WHITBY JET NECKLACE -180 million years old, the gemstone Whitby jet is anaerobically fossilised wood of the Araucaria tree. ... Whitby jet is famed for is deep and intense black colour and the lustrous shine that can be achieved by polishing it. It is also very light in weight making it perfect for jewellery.
Whitby Jet was a favourite of Queen Victoria and after the death of Prince Albert in 1861 she and (by extension) the whole country entered into a deep period of mourning.
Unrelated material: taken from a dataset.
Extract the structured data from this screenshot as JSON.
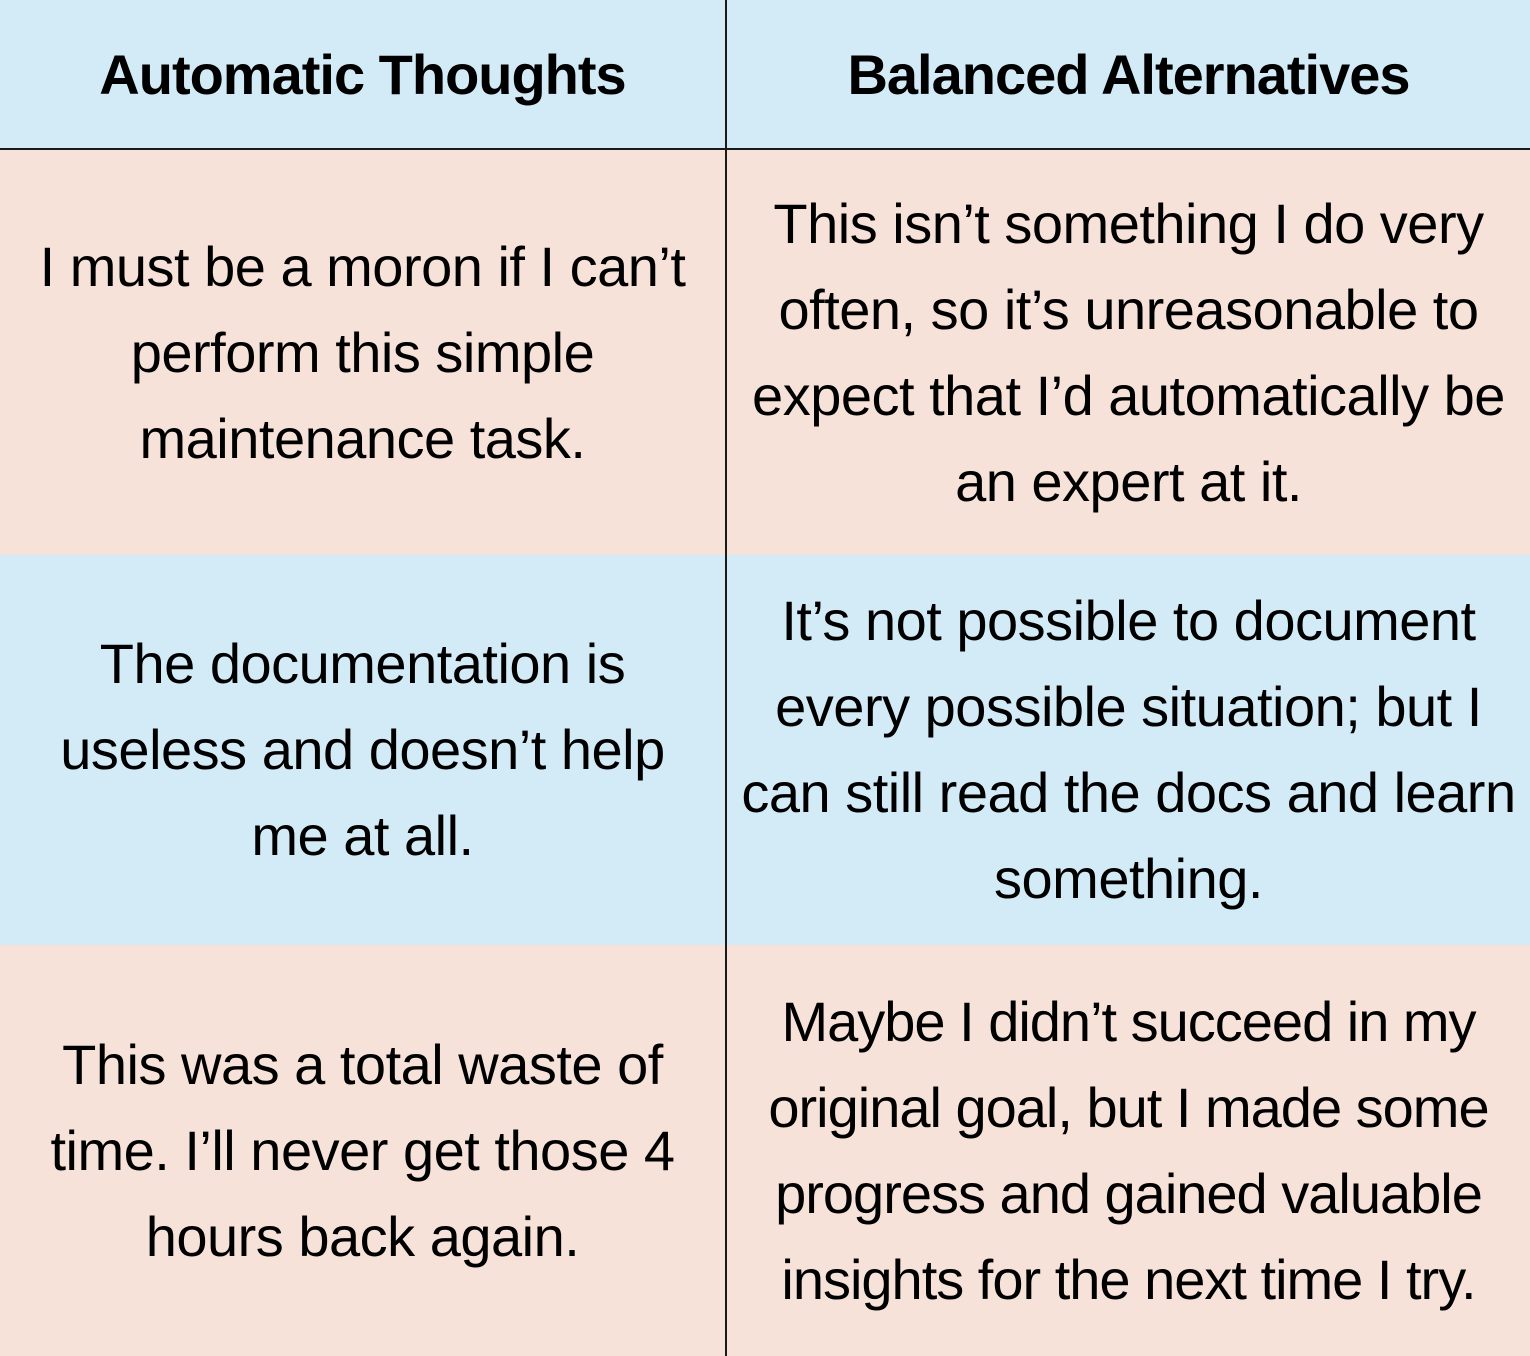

During her mourning period Victoria wore exclusively Whitby Jet jewellery which facilitated the trend for Whitby jet to be worn in mourning and established the 'mourning fashion' trend.
Jet is a type of lignite, the lowest rank of coal, and is a gemstone. Unlike many gemstones, jet is not a mineral, but is rather a mineraloid. It is derived from wood that has changed under extreme pressure.
The English noun jet derives from the French word for the same material, jaiet (modern French jais), ultimately referring to the ancient town of Gagae. Jet is either black or dark brown, but may contain pyrite inclusions which are of brassy colour and metallic lustre. The adjective "jet-black", meaning as dark a black as possible, derives from this material.
- Jet is not cool to the touch.
- True jet will either float or sink very slowly, in water.
- Jet does not fade over time.
- Gently rub an inconspicuous part of the object across some unglazed pottery or stone; true jetproduces a brown/black streak.